Qatargate : Avramopoulos n'a pas été innocenté, selon la Commission européenne

Il s'agissait de contrôles, et « non d'une enquête interne », précise un responsable de l'exécutif européen

EURACTIV.com
[Photo : Commission européenne]

Aucune enquête n’a été menée pour disculper l’ancien commissaire grec Dimitris Avramopoulos de son rôle présumé dans l’affaire du Qatargate, a déclaré jeudi la Commission européenne.

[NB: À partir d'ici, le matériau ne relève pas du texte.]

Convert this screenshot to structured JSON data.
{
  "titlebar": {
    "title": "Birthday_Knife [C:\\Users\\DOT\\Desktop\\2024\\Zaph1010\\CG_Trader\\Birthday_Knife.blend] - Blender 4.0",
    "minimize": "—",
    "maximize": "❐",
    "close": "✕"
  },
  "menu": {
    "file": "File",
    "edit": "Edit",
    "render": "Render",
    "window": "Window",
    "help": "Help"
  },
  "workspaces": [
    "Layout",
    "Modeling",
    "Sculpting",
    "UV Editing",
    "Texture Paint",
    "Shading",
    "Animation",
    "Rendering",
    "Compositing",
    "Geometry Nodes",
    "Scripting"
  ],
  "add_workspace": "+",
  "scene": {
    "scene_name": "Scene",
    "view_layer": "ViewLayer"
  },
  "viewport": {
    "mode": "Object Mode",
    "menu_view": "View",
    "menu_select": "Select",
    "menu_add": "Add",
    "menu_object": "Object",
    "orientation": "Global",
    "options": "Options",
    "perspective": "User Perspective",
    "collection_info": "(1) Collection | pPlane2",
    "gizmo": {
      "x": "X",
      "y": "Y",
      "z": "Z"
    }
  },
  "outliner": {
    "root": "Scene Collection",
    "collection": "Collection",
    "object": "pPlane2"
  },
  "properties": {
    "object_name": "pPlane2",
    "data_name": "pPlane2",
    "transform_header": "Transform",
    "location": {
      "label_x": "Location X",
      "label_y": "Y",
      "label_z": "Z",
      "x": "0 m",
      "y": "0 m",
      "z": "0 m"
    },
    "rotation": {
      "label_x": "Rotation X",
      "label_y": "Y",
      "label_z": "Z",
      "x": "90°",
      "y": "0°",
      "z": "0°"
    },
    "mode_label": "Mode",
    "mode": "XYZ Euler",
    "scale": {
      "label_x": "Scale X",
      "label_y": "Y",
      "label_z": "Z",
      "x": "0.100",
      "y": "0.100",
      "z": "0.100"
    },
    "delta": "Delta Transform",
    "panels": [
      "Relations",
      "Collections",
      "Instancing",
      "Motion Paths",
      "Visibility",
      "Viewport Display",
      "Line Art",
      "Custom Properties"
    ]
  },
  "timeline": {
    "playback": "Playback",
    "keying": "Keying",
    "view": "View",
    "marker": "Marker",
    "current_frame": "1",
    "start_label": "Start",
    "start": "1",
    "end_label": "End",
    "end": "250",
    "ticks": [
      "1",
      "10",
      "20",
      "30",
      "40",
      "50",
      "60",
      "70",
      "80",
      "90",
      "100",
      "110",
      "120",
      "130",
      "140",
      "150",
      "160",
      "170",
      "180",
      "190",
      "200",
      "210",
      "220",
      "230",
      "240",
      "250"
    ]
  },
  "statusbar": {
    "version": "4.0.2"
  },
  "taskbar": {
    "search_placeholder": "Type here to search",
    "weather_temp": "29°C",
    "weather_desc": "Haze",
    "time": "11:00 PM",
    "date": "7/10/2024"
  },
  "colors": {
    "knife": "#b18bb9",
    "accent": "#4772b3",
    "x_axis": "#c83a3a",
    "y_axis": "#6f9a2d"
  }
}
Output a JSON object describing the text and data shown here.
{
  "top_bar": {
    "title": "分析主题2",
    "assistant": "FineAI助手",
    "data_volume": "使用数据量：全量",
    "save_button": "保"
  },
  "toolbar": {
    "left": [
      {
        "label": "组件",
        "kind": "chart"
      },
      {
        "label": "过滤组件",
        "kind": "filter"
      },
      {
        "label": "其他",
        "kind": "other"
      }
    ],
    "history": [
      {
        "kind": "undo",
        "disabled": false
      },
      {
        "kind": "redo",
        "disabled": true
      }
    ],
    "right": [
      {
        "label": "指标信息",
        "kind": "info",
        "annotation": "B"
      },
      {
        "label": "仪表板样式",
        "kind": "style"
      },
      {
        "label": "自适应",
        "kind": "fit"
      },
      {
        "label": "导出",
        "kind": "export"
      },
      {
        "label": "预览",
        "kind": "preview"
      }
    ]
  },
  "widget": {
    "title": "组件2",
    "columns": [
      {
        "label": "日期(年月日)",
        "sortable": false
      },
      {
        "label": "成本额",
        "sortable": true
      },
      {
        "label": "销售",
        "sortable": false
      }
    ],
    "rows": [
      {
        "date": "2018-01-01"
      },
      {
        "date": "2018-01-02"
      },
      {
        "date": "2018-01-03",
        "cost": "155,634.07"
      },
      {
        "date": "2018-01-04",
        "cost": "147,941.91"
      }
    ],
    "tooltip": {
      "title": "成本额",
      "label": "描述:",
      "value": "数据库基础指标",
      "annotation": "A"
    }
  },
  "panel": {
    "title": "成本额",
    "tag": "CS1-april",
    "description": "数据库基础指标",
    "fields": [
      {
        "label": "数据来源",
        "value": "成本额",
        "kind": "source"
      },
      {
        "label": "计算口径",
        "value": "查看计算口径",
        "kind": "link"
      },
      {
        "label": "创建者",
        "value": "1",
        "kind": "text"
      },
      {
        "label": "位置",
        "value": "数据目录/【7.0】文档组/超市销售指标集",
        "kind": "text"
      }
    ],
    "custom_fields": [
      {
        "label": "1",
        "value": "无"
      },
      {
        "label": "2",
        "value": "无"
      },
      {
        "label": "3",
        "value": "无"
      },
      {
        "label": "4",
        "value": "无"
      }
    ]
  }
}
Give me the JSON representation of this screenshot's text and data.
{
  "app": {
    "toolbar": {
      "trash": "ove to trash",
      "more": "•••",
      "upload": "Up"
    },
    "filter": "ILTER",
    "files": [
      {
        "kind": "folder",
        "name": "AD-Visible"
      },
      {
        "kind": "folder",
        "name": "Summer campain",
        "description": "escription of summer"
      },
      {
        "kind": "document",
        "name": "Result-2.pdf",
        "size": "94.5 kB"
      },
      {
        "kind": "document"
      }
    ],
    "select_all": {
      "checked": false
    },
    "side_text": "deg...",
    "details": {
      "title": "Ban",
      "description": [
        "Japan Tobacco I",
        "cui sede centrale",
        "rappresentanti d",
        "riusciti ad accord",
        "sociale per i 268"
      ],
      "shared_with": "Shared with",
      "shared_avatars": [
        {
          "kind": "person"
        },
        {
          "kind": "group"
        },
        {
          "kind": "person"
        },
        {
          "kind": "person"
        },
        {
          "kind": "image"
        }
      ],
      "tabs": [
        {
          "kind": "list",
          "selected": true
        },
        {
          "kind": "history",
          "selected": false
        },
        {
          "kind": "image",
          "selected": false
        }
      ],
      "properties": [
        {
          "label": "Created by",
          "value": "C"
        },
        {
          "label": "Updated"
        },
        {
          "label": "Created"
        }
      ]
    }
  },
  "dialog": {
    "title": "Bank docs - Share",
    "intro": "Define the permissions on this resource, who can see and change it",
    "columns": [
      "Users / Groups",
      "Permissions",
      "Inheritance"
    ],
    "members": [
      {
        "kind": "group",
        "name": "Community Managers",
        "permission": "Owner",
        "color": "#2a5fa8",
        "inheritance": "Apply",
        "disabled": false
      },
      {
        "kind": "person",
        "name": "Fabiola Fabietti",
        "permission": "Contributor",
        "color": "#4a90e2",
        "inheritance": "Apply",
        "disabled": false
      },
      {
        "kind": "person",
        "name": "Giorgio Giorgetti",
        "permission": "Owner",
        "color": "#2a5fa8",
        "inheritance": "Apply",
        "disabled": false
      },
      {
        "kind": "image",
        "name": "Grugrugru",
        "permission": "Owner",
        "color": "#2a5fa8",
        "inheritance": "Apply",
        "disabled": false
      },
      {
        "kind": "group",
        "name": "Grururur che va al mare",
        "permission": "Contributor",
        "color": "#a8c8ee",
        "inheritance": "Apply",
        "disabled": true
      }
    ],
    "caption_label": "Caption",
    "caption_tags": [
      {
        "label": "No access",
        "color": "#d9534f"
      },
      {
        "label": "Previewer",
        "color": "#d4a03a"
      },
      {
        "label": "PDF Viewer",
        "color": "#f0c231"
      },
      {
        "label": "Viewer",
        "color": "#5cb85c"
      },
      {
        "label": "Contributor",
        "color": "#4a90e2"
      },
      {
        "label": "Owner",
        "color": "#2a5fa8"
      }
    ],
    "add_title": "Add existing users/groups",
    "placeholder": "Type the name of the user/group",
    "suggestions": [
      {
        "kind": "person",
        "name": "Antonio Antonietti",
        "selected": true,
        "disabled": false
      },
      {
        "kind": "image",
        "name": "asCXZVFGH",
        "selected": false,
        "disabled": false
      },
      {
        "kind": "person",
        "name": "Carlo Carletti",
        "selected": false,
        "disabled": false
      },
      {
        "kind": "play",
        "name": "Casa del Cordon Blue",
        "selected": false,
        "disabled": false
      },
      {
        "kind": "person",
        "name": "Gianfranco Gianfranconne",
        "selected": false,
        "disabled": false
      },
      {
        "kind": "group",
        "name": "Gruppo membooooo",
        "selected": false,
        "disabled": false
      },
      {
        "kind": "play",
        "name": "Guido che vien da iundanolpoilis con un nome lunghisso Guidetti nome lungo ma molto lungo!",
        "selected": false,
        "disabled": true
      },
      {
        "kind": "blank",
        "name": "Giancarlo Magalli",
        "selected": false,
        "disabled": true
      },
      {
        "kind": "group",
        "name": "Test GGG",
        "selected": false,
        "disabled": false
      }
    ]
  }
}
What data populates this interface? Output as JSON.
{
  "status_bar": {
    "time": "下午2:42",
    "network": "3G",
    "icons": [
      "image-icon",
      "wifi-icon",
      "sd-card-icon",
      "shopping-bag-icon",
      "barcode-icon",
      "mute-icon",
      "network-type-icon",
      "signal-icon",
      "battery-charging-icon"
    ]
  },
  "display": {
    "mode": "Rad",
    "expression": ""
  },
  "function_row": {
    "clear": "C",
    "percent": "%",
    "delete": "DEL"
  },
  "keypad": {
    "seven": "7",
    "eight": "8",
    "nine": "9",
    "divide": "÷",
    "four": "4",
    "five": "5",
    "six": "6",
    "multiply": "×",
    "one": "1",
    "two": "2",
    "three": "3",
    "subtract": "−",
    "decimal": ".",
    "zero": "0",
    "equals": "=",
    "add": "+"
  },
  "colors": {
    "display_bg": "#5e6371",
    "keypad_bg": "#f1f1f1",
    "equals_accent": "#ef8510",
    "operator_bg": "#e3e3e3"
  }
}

S’adressant à Euractiv mercredi, Avramopoulos a affirmé que son cas avait en réalité été classé sans suite en 2022.

Sa version a été contestée par la Commission, qui a précisé que des contrôles de routine portant sur ses activités postérieures à son mandat de commissaire ont été effectués, et non une enquête approfondie sur l’ONG Fight Impunity.

« Fin 2022, nous avons procédé à des vérifications internes, et non à une enquête interne. Il y a une différence entre les deux », a souligné jeudi un responsable de la Commission.

Selon ce responsable, ces vérifications avaient pour but de s’assurer que l’ancien commissaire avait respecté toutes les dispositions pertinentes énoncées dans la décision du Collège autorisant sa participation à « Fight Impunity », une ONG que les autorités belges soupçonnent de faire partie d’un réseau criminel.

« Nous n’avons pas examiné les activités de l’ONG elle-même. Cela relève de la compétence des autorités belges, pas de la nôtre », a ajouté le responsable.

Avramopoulos a qualifié cet examen d’enquête qui a conclu qu’il n’avait contacté aucun fonctionnaire de la Commission dans le but d’influencer les décisions relatives à la libéralisation du régime des visas pour le Qatar au nom de l’ONG .

Euractiv a pu consulter des documents suggérant que les 27 commissaires européens ont tous nié qu’Avramopoulos les ait contactés au nom de Fight Impunity pour faire pression en faveur de la levée des obligations de visa pour le Qatar.

La délivrance lundi d’un mandat d’arrêt belge à l’encontre d’Avramopoulos dans le cadre du scandale du Qatargate a provoqué une onde de choc à Athènes.

Il fait l’objet d’allégations graves, notamment de participation à une organisation criminelle, de corruption répétée d’un agent public et de blanchiment d’argent. Avramopoulos a nié toutes les accusations préliminaires et est présumé innocent.

La situation s’est compliquée après que des articles de presse ont laissé entendre que le dossier belge transmis à Athènes contient des références à l’ancien vice-président de la Commission européenne Margaritis Schinas, ainsi qu’à un autre ancien commissaire européen.

Selon ces informations, Schinas était considéré comme une figure clé au sein du cadre institutionnel de l’UE, dont le soutien aurait pu contribuer à faire avancer les objectifs des responsables qatariens cherchant à obtenir des accords d’exemption de visa avec l’UE.

« Je n’ai jamais eu aucune communication, aucun contact ni aucune demande de la part des autorités belges concernant une quelconque question liée à la demande de levée de l’immunité parlementaire de Dimitris Avramopoulos », a affirmé Schinas à Euractiv.

Schinas, qui occupe actuellement le poste de ministre grec de l’Agriculture, a précisé que toutes les décisions concernant les accords de libéralisation des visas pour le Qatar et le Koweït ont été adoptées à l’unanimité par le Collège des commissaires, à l’issue d’une évaluation approfondie et d’une recommandation favorable des services de l’exécutif européen.

Le Parlement grec devrait se prononcer sur la levée de l’immunité parlementaire d’Avramopoulos dans les prochains jours.